Tag Archives: ML

Are we in the hype phase of AI?

The entire tech industry has embraced the “AI” label in the past few months, but how real are the offerings in the marketplace today, and who will reap the benefits of these AI functions and capabilities in many of the tech tools we all use?

AI, ML, LLM and related terms have been emerging in many different areas of tech for the past few years. At Oracle for Research, we funded a lot of AI projects – including use of AI to triage accident victims based on X ray images of long bone fractures, use of ML to interpret three dimensional posture analysis based on the inputs from a smart watch (trained on exercise videos on YouTube), AI assisted molecular modeling for drug screening; and a project for which I was proud to be a co-author on a conference presentation using AI to map agricultural land use in Nigeria from satellite photos. In fact, we sponsored so many AI and ML workloads that I had a weekly meeting with the GPU team to determine where in the world was best to run these workloads to minimize impacts on paying customers.

It’s clear that the impacts of AI and ML in many enterprise systems will be large and I see Microsoft, Apple, Oracle, Google, and others making enormous investments to add these capabilities to consumer and enterprise products. This afternoon I was able to take a photo of a plant in my garden, and the ML integration with the iPhone camera was able to tell me immediately what the pant was and gave me a set of informational links on how best to care for it.

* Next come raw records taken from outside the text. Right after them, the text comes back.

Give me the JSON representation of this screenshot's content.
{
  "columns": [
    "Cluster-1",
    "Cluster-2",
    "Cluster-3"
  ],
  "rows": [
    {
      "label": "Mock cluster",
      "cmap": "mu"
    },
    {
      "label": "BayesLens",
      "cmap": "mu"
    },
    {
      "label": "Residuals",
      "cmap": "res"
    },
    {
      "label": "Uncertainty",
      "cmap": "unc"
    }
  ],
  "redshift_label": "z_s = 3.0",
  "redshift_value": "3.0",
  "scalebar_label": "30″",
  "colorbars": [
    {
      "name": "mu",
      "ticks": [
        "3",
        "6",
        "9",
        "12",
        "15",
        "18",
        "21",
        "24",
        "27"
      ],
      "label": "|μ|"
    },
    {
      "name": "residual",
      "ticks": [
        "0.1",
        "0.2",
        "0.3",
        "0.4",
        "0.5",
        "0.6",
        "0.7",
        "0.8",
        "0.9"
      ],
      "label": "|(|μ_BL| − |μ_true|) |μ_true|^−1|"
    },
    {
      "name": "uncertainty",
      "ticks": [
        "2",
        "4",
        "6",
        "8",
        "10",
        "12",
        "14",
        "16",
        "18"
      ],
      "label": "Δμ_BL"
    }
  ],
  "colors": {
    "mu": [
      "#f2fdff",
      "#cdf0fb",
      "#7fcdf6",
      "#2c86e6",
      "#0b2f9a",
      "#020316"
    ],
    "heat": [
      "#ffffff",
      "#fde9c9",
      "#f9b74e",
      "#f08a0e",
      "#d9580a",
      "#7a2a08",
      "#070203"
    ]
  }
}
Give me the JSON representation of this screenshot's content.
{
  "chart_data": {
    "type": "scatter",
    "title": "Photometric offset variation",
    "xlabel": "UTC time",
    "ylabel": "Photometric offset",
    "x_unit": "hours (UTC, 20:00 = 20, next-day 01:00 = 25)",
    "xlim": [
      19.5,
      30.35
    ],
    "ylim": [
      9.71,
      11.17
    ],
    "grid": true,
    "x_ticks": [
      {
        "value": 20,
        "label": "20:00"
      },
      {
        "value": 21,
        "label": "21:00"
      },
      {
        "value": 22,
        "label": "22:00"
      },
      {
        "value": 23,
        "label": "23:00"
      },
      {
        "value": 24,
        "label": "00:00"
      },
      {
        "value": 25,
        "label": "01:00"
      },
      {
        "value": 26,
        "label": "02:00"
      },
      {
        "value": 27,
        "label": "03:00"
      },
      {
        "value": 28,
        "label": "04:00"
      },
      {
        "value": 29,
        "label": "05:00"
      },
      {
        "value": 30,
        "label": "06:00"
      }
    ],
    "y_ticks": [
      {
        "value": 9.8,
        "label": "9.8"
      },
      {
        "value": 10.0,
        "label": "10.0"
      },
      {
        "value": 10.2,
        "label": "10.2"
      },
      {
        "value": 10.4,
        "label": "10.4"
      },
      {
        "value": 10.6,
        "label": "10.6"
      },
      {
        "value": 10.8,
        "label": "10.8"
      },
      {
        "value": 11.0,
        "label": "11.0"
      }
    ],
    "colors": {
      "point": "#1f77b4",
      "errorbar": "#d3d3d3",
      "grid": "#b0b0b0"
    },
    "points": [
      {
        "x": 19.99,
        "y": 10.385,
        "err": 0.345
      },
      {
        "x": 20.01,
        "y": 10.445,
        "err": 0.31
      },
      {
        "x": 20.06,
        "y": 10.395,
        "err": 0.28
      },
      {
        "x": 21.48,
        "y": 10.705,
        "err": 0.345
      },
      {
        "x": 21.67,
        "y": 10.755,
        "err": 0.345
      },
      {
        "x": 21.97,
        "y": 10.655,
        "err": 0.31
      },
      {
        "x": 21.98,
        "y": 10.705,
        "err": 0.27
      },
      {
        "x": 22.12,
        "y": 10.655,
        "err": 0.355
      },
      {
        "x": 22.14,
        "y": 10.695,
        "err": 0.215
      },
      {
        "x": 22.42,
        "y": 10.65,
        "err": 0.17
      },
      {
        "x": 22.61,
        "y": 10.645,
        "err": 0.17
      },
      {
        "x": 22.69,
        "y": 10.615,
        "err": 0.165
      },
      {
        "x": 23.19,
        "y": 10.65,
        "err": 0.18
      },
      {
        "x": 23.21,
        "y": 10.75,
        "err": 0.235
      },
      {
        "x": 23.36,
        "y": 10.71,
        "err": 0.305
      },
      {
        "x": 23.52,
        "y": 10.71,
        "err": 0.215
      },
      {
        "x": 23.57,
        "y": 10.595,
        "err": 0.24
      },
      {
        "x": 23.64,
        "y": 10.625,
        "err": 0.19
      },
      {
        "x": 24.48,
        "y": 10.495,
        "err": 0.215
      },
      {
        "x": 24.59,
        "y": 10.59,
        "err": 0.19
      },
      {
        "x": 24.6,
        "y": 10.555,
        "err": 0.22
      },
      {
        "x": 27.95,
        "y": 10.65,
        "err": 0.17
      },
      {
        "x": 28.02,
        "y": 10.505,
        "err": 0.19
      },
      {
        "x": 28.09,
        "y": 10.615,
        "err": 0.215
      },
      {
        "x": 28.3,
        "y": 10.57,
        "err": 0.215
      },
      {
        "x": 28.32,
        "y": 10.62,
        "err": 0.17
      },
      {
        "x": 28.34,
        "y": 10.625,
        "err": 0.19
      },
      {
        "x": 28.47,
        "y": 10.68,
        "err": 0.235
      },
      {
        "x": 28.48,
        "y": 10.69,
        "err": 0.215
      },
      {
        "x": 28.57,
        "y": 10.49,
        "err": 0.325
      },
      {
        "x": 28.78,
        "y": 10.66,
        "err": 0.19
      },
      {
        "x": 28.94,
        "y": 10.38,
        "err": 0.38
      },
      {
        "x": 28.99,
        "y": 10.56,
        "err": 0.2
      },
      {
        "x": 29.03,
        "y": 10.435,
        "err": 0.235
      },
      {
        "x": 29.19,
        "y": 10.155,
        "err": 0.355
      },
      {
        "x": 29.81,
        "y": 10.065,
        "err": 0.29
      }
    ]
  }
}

I’ve been using ChatGPT for help on scripting and coding too – it’s great at suggesting R and Bash prompts based on what I have already done – and then I can test whether it’s correct in RStudio immediately. The success rate is not 100%, but it’s pretty good – and more efficient (although probably not as good for my learning) than the countless google searches for suggestions I would have otherwise used.

Realistically, though, how is AI going to impact most of the businesses and organizations that I have spent the past 20 years working with around the world? AI and ML might transform how things are done in Palo Alto, Seattle, Austin, and Cambridge but are they really going to make a big difference for that international steel distributor I worked with? The one that had 35 different ERP systems with no shared data model, data dictionary, or documented processes (and yet was still a billion dollar company). Or the truck parts manufacturer in Indiana with facilities in five countries who didn’t use cloud resources because they weren’t sure if it was a fad? How about the US Federal department that oversees a substantial part of the GDP of the nation – where their managers vaguely waved their arms about “AI” transforming their (non-documented) processes. How, I asked, were they going to train models when they didn’t actually collect data on processes and performance today?

I don’t mean to be a downer, and I think the capabilities of AI and ML can, and will, transform many aspects of our lives but I do worry that most of the people who are the technology’s biggest advocates have no idea how exactly the vast majority of their users (organizations and end-users) work day to day. Most companies and organizations in North America, Europe, and APAC haven’t even mastered and deployed search yet. Employees spend substantial parts of their work weeks looking for things that exist – and many of the largest tech firms are in this situation, not just mom and pop businesses.

The process of transforming most organizations and enterprises around the world to data driven practices – which will then provide data that can be used to train models – is still underway and has been for many years. The general purpose LLMs will be great for fettling language in press releases, and the pattern matching models will be great for sorting and tagging my photos, but true, transformative change to the way that organizations work based on AI insights tailored to their specific needs and trained on their data will be much further away.